In short, 1940 was a bad time to say a good word for “peace.” Worse, the only other voices opposing the war emanated from the extreme right, particularly America Firsters, a group suspected of harboring the hope that Hitler would eventually triumph . . . . Whatever uneasiness the Hitler-Stalin pact churned up, Lee hoped to submerge by throwing his vast energies into the service of the dynamic Congress of Industrial Organizations — the challenger to the fat and lazy and bureaucratic old American Federation of Labor.
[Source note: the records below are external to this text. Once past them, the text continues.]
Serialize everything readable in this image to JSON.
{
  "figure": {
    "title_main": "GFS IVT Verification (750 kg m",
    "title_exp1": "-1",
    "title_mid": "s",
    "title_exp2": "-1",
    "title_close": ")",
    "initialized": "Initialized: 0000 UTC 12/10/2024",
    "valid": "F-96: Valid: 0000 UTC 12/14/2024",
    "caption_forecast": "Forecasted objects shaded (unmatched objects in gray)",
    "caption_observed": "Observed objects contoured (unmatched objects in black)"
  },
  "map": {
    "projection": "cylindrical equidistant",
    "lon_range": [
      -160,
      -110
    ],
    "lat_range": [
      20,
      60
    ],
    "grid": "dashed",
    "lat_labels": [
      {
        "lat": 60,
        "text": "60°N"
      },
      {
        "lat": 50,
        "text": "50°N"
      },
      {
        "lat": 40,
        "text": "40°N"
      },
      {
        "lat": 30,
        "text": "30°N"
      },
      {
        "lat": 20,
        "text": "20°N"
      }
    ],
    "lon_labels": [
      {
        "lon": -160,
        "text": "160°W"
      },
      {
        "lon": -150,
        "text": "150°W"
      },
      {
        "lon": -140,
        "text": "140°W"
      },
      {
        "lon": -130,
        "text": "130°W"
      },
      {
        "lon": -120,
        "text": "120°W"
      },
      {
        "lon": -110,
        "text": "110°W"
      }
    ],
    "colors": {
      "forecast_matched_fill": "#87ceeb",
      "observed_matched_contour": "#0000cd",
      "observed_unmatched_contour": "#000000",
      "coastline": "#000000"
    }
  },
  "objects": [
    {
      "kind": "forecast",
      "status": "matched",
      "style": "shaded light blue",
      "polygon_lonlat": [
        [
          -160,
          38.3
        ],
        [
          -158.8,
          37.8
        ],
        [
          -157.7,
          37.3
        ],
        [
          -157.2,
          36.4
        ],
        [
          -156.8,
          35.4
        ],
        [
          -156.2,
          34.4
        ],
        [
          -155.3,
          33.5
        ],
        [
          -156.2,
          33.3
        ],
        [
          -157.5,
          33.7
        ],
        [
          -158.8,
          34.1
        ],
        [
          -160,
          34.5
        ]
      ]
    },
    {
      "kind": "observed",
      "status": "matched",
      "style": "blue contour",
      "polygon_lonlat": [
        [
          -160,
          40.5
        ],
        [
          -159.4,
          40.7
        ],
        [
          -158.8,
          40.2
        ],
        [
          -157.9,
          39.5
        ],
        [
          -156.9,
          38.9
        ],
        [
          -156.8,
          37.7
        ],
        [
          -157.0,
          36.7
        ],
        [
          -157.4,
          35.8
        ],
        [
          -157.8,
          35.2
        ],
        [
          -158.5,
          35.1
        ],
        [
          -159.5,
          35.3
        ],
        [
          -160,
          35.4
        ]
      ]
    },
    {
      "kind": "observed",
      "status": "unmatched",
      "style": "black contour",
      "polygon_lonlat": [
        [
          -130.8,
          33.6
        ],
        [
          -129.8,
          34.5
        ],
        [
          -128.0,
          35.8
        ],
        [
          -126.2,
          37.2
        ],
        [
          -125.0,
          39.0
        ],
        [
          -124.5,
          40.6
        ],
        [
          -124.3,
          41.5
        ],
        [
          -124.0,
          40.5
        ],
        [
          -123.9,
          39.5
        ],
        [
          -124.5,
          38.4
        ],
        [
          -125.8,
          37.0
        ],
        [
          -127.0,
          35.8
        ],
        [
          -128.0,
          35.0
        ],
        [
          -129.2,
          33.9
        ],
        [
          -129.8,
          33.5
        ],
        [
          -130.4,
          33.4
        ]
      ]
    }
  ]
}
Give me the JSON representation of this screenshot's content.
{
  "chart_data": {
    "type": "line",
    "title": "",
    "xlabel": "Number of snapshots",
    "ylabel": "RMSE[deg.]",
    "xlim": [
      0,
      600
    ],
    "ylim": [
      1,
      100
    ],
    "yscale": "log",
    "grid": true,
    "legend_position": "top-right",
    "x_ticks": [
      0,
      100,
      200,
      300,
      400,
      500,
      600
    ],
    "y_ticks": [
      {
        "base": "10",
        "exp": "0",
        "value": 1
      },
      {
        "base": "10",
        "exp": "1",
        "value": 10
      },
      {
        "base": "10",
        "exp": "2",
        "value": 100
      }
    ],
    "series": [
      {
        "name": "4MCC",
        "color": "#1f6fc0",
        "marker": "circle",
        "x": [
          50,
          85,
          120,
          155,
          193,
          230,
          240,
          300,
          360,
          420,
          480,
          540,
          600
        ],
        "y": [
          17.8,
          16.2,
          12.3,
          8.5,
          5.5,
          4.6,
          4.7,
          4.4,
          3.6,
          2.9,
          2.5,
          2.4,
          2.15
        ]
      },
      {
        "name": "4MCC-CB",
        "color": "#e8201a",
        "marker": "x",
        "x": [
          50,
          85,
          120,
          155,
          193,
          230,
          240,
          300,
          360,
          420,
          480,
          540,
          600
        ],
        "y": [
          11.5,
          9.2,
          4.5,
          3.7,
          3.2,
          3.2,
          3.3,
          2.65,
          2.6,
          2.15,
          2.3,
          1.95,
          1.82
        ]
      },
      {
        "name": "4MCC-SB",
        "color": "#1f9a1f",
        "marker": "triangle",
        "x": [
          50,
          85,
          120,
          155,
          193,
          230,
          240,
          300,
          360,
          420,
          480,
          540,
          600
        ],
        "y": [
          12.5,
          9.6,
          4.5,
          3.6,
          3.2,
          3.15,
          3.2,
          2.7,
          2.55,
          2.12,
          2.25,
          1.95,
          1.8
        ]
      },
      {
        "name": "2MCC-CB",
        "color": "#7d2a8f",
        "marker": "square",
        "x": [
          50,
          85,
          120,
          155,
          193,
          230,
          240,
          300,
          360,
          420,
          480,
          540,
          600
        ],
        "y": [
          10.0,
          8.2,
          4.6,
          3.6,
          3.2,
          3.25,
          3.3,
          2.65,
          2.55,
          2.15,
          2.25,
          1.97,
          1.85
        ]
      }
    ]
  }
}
A singing labor movement, that was the goal. If you got the unions singing, peace and brotherhood had to follow. It seemed so clear and simple.
The Almanacs, who now included Sis Cunningham, Woody Guthrie, Cisco Houston, and Bess Lomax Hawes, discarded their anti-war material with no regrets and continued to perform at union halls and at hootenanies. In June 1941 they embarked on a CIO tour of the United States, playing in Detroit, Chicago, and Seattle. They also issued several additional albums, including one, Dear Mr. President (recorded c. January 1942, issued in May), strongly supporting the war. Bad publicity, however, pursued them because of their reputation as former isolationists who had become pro-war "prematurely" (i.e., six months before Pearl Harbor). As key members, Pete Seeger, Cisco Houston, and Woody Guthrie joined the war effort (Seeger in the army and Guthrie and Houston in the Merchant Marine) the group disbanded. Hays was rejected from the Armed Forces because of a mild case of tuberculosis; and indeed, he felt sick all the time, missed performances, and developed a reputation for being a hypochondriac. Even before this, Seeger and the other Almanacs found Hays difficult to work with and so erratic that they had asked him to leave the group.